Pour être tout à fait honnête, et puisque je ne connaissais pas le groupe avant de jeter mes oreilles incrédules sur leur travail, autant dire que ce No Sign of Relief m’a bien retourné les tripes et fait valser les valseuses en toute objectivité. Dans la même veine qu’un Faster Pussycat, et aussi jouissif qu’un Backyard Babies, ce carton d’invitation pour une fête permanente à les arguments de ses excès, et les excuses de ses affronts. Doté d’une production un peu rauque mettant le Rock en vedette, il aligne les hymnes teenage comme les punchlines lucides, et nous assomme d’un enthousiasme débordant, le confinant à l’euphorie, puisqu’en respectant une durée globale de trente-cinq minutes, la redite n’est pas de mise et la nonchalance pas plus. Et si l’image du jawbreaker m’est si facilement venue à l’esprit, c’est certainement parce que ce bonbon maléfique est aussi la première douceur offerte par les norvégiens, qui commencent sur les chapeaux de roue, même pas décoiffés dans leur décapotable Sleaze pour cause d’abus de laque. Batterie d’intro qui tonne, petit lick hésitant et approximatif en arrière-plan, pour un soudain déluge de riffs adolescents qui vous collent une crise de priapisme digne d’une érection face à un poster de Debbie Harry. C’est turgescent, mordant, sans complexe, mais surtout à l’image d’une rue que certains n’ont jamais pu quitter, après avoir laissé leur enfance de côté sur les trottoirs de la vie. Aussi Punk qu’un ongle de pied de David Johansen, mais aussi Glam qu’un hit des BLACKRAIN ou des BACKYARD BABIES, cette mise en bouche arrache la gueule et laisse un peu pantois, d’autant plus qu’elle est enchaînée sans transition avec « Reckoning », ne faisant pas plus preuve de calme et de sérénité.

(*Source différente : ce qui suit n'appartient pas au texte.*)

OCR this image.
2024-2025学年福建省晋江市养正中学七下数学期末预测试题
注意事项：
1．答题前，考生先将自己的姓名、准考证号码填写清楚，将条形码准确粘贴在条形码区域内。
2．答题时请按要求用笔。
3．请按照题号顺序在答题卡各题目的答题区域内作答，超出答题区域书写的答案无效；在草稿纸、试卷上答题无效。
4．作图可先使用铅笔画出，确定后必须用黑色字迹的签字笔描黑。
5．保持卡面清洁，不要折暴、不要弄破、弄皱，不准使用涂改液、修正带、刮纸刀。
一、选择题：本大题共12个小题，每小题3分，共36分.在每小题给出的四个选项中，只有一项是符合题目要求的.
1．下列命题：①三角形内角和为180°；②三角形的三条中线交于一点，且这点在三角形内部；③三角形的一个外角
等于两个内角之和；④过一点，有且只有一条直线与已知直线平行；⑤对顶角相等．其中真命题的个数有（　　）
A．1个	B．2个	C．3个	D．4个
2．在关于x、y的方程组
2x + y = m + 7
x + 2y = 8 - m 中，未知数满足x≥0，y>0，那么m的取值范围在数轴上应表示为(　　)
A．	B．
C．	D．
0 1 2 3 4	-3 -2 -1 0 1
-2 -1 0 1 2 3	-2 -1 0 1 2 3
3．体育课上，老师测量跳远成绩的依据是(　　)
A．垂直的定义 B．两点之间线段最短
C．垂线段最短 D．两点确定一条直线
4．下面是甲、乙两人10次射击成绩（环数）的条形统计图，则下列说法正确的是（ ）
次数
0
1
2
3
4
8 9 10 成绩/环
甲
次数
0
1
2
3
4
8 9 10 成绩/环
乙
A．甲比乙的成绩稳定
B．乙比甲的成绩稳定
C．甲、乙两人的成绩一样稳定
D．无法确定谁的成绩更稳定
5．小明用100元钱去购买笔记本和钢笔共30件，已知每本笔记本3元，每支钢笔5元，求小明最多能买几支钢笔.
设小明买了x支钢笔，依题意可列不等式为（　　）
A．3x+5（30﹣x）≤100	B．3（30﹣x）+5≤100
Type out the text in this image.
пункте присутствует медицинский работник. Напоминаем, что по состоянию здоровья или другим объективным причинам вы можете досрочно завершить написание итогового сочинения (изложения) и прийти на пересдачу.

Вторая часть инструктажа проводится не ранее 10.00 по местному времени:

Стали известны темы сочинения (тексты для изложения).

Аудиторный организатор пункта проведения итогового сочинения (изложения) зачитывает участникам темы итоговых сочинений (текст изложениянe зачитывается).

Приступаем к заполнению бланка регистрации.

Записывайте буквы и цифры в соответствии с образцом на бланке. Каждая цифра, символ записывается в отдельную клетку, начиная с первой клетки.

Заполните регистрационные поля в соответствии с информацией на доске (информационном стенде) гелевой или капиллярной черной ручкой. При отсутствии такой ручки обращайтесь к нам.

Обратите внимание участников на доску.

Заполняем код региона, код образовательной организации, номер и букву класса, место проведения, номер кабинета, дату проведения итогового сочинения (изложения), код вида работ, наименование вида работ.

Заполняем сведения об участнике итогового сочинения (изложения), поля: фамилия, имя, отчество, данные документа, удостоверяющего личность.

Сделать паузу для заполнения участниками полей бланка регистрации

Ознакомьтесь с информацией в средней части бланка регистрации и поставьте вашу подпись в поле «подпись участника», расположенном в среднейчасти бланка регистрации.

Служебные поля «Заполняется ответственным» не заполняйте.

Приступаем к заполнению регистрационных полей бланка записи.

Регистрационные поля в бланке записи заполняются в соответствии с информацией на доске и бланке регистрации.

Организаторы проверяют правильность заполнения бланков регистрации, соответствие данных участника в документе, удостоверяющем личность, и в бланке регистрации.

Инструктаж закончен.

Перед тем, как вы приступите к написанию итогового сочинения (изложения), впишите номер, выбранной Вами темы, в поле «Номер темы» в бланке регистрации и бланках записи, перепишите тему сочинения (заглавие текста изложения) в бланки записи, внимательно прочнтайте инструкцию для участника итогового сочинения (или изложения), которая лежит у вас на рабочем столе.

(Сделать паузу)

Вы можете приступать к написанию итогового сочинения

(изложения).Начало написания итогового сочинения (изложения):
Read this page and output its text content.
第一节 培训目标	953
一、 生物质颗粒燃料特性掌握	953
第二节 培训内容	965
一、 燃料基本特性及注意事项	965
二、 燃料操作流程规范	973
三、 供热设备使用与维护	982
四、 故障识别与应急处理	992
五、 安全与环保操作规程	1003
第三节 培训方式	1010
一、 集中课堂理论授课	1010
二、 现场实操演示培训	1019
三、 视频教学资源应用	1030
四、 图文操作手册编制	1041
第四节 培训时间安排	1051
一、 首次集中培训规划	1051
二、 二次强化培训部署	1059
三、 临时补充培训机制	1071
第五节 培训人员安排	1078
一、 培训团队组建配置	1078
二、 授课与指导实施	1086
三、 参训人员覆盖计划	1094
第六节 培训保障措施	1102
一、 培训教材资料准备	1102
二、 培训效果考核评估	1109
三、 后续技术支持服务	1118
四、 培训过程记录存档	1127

Chant gouailleur comme un vendeur de tapis en crise de fin de mois, avec ce timbre inimitable de Lizzy DeVine qui a largement eu le temps de roder ses organes du côté de la Californie avant de déménager à Oslo rejoindre sa nouvelle bande, distorsion juste assez crade pour empester les bas-fonds dégoulinant de bourbon bon marché, rythmique simple mais qui pilonne grave, et évidemment une grosse louche de chœurs fédérateurs, genre manif de lycéens pour réclamer des uniformes plus sexy pour les filles. Tout ça sniffe la luxure et l’ambivalence à plein nez, puisque les quatre félins aux griffes pointues ne se gênent pas pour évoquer les misères de la vie, et surtout, sa dualité d’espoir et de déprime, ou de douleur et de plaisir. Loin d’être de jeunes cons en mal de cause en promo, les THE CRUEL INTENTIONS se veulent les boots sur terre, juste assez concernés pour faire partie de la société, mais suffisamment écervelés pour croire que le Glam Rock peut encore sauver le monde. Et entre leurs références finaudes et autres allusions décalées (« Genie’s Got a Problem », les RAMONES passés à la moulinette Pop-Punk des nineties, avec cette patine DESCENDENTS qui sent bon le facteur à midi et quart), leurs problèmes existentiels sur fond de riff que les AIRBOURNE auraient pu replacer entre deux volées de binouze braquée (« Weekend Suffering »), l’heure est à la decadence dance, et aux refrains qu’on reprend en chœur. Profitant de l’expérience d’une carrière passée bien rodée, les norvégiens passent en revue le catalogue du Rock façon Glam avec une dextérité incroyable, adoptant même le déhanché si particulier de la paire Tyler/Perry sur un « Borderline Crazy » à vous rendre dingue de jalousie. Et alors qu’on se dit que tout ça va bien finir par marquer un temps d’arrêt histoire d’aller pisser, « Check Your Head » nous la joue Heavy, tout en gardant ce détachement le confinant même à l’inconscience, pour une énième virée downtown à la recherche de la vérité.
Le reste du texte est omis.